Monday, April 20, 2015

Restoran degerlendirmesi gibi oldu :D

Eveeet,

Cok zamandir yazmaya firsatim olmamisti, simdi bir firsat buldum.

Neler neler degisti, neler neler yasadim su son birkac ayda hayatimda... Ne guzel!

Gectigimiz haftasonu degil de ondan onceki haftasonu bir New York seyahatim oldu mesela.

Dillere destandi...

Uzun yillardir, hatta Amerika'ya ilk geldigimden beri cok sevdigim ve yakin takip ettigim sef Eric Ripert'in New York'taki 3 Michelin yildizli, dunyanin en iyi 5 restoranindan biri olan "Le Bernardin"e yeni isimi kutlamak icin gittim mesela.

Bastan sona tadim monusunu yemek icin ana salonda aylar oncesinden yer ayirtmak lazim. Ancak ben direk lounge tarafina gecip sadece bir cesit bir deniz urunu ve bir kadeh sarap ile Fazil Say konseri oncesi kendi zaferimi kendimle kutlamak istedim.

Gittim, bir guzel karsilandim, rezervasyonum olmadigini soyledim ve oturmak istedigim yeri soyledim. Cok buyuk bir nezaketle beni masama kadar goturduler. Ben bir kisi olarak bara yonlendirilirim saniyordum, ancak musteri memnuniyeti o kadar onemli ki, kendileri icin yogun saate gelecek olsalar dahi, beni bir kisi olarak masaya oturttular.

Hemen sonrasinda su tercihim soruldu. Normalde Amerika'da bir ya da en fazla 2 cesit su sunulurken Le Bernardin'in 3 cesit sunmasi dikkatimden kacmadi.

Sonrasinda cok kibar bir sarap tadimindan sonra icecegim saraba ve yiyeceklerime karar verdim.

2 adet bati yakasi kokenli istiridye ve sea scallop ceviche, yani deniz taragindan yapilmis ceviche ismarladim kendime.
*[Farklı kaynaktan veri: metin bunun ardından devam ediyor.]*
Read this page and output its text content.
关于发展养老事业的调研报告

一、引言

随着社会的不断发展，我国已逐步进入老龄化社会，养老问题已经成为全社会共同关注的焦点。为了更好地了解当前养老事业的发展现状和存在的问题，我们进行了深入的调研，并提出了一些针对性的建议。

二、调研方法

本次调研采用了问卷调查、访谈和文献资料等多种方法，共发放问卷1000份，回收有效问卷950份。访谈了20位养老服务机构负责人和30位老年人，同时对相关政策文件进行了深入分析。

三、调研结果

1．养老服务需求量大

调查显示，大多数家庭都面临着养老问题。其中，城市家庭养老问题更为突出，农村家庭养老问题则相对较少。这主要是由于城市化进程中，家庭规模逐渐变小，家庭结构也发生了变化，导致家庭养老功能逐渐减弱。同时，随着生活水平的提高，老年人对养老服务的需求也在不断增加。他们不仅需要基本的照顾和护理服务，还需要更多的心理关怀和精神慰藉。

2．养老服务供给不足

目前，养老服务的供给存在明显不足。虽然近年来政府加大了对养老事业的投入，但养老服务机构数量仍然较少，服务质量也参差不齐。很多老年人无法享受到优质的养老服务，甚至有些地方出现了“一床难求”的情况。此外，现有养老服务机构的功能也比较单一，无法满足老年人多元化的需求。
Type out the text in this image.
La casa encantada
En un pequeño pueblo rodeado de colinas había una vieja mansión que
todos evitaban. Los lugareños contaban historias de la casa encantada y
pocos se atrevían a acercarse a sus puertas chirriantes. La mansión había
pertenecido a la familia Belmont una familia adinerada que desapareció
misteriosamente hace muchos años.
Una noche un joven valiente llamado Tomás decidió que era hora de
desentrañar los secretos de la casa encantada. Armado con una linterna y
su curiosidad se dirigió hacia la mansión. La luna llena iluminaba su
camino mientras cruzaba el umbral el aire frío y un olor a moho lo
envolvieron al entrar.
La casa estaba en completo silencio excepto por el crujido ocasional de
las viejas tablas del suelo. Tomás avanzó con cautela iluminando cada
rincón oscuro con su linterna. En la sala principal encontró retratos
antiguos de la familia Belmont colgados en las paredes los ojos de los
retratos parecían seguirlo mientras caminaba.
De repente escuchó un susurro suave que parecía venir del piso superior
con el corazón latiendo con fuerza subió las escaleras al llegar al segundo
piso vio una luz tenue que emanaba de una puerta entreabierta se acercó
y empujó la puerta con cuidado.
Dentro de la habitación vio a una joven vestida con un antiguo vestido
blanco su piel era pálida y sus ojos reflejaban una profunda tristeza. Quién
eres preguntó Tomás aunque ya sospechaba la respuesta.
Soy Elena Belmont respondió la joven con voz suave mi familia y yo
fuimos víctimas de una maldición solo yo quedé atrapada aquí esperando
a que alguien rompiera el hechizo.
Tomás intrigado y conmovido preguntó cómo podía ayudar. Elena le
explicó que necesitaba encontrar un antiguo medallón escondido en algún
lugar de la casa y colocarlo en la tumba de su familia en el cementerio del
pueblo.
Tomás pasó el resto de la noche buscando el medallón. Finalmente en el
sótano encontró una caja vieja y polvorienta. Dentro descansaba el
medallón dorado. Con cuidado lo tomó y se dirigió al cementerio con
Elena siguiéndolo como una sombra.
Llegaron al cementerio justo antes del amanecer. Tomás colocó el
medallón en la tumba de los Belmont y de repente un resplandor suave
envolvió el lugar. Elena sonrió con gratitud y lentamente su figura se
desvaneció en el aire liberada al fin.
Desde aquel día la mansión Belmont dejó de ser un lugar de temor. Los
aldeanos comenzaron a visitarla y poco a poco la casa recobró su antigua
Deniz taragi, guzeli son derece nadir bulunan ve son derece narin bir deniz urunu oldugu icin, onu denememin mutfagin sofistikeligini deneyimlemek acisindan en dogru tercih oldugunu dusundum. Ote yandan salmon rilette'de de aklim kalmadi degil, ancak onu da bir sonraki NY ziyaretimde yaparim diye dusundum.


Tahmin ettigim gibi sea scallop'u son derece buyuk bir ozen ve titizlikle islemisler ve sonucta kolaylikla "saheser" diyebilecegim bir yemek getirdiler onume.

Agzima bir lokma aldim, tadina vardim. Sonra getirdikleri ekmek tepsisinden sectigim ekmek ve fransiz tereyagini bulusturup bir de onun tadina baktim.

Bir yudum sarap aldim agzima ve sarabin asiditesinin, tereyaginin koyulugunu agzimdan temizleyisinin tadina vardim.

Tum bu keyfi, hatta sonrasindaki Fazil Say performansini, hatta ve hatta oncesince East Village'daki bir diger merakim olan Momofuku tecrubemi yasarken yanimda kimse yoktu.Ve ben bunlari tek basima yasamaktan hic gocunmadim. Yanimda olmak isteyene ardina kadar acmama ragmen kapilari, kimse yok ise yanimda, daha dogrusu olmasa bile, ben tek basima keyif alabilmeyi, kendi kendimle mutlu olabilmeyi becerebiliyorum ya, onunla bile ayri bir gurur duydum.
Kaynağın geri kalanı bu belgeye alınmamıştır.